The Design Research Lab is a network of people, organisations, and non-human agents engaged at the intersection of technologies, materials, and social practices. Our aim is to design socially and ecologically sustainable tools, spaces, and knowledge that support people’s participation in a digital society – based on common principles of inclusiveness and respect for the planet. This puts the basic democratic right to take part in the digital sphere into practice. We start our research from individual lifeworlds and the needs of minoritized groups, beyond consumer majorities.
We are an interdisciplinary team of designers, researchers, tech-enthusiasts and critical thinkers from Berlin University of the Arts, German Research Center for Artificial Intelligence (DFKI), Weizenbaum Institute for the Networked Society, as well as Einsteincenter Digital Future (ECDF).
In times of terrestrial turmoil – of intersecting social, cultural and environmental crisis, new tactics and concepts are needed to re-envision and re-describe how we want to live in the future. As global urbanization accelerates, informal settlements, not least in cities in the Global South, will be where the majority of new urban dwellers will live. The way in which these dwellings are assembled, knowledge and resources (geopolitically) produced and consumed, will greatly influence the possibilities of transitioning towards global sustainability, addressing urgent issues such as climate change, poverty and resource depletion.
The movement of maker- and hackspaces currently emerging across the globe demonstrate an inclusive Bottom-up approach towards collaborative production, consumption and learning. Embedded in a global community, yet confronting local issues, they employ open knowledge and open source technologies to experiment with and probe out alternative perspectives, positions and practices.
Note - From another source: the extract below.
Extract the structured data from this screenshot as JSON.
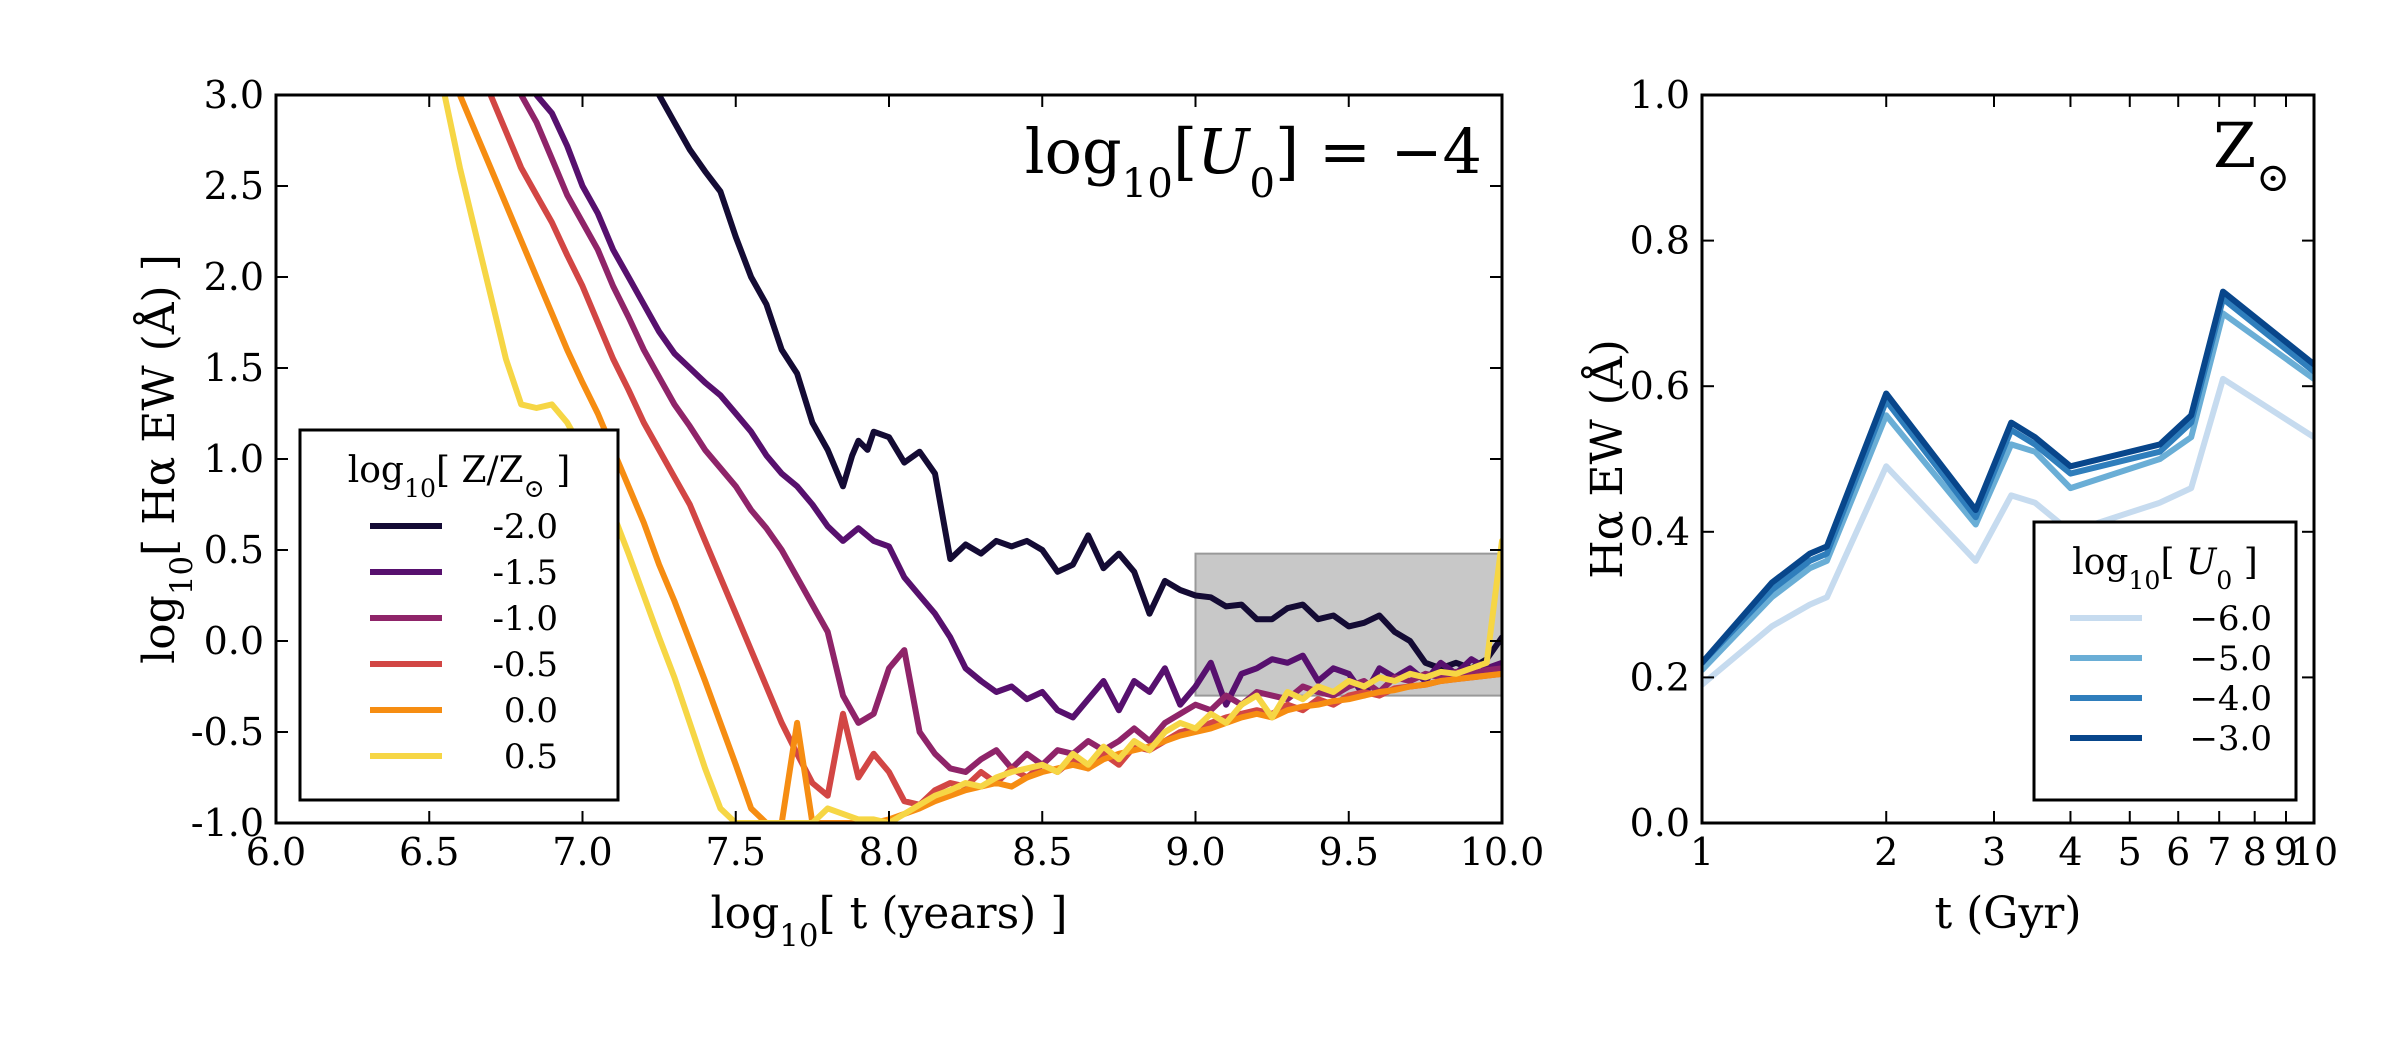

In dialogue with a series of critical makerspaces from e.g. Ghana, Togo, Jordan, Colombia and Indonesia, and in close collaboration with MA students from architecture and urban planning at the TU Berlin, this inter- and transdisciplinary studio class will reflect on the relationships between power and participation, technology and accessibility, digital and physical commons. How might these communities incite modes of sustainable urban transformation, forming critical cultures that foster counter tactics and practices, in order to envision and prototype alternative urban futures?
The course will take place as a collaboration with Prof. Dr. Philipp Misselwitz and Dr. Moritz Ahlert from Habitat Unit (International Urbanism and Design, TU Berlin).
TU Berlin / Free Elective / English
Dates: Fridays 10:00 – 17:00 / Introduction: 06.11.2020 at 10:00 via Zoom. Please notice, we will meet on Zoom on Fridays at 10:00, and you will then have the afternoon to work on your projects.
Registration: Please register beforehand to: and
Michelle Christensen and Florian Conradi share a visiting professorship for Open Science at the Technische Universität Berlin / Einstein Center Digital Future (ECDF), as well as co-heading the research group ‘Critical Maker Culture’ at the UdK Berlin / Weizenbaum Institute. Combining their backgrounds in political-, conflict-, gender-sociology and design in the form of critical practice, writing and teaching, they attempt to formulate the spaces in between these realms. Their work is an endeavour in to exploring the politics of design, material-sociology and practice-based theory.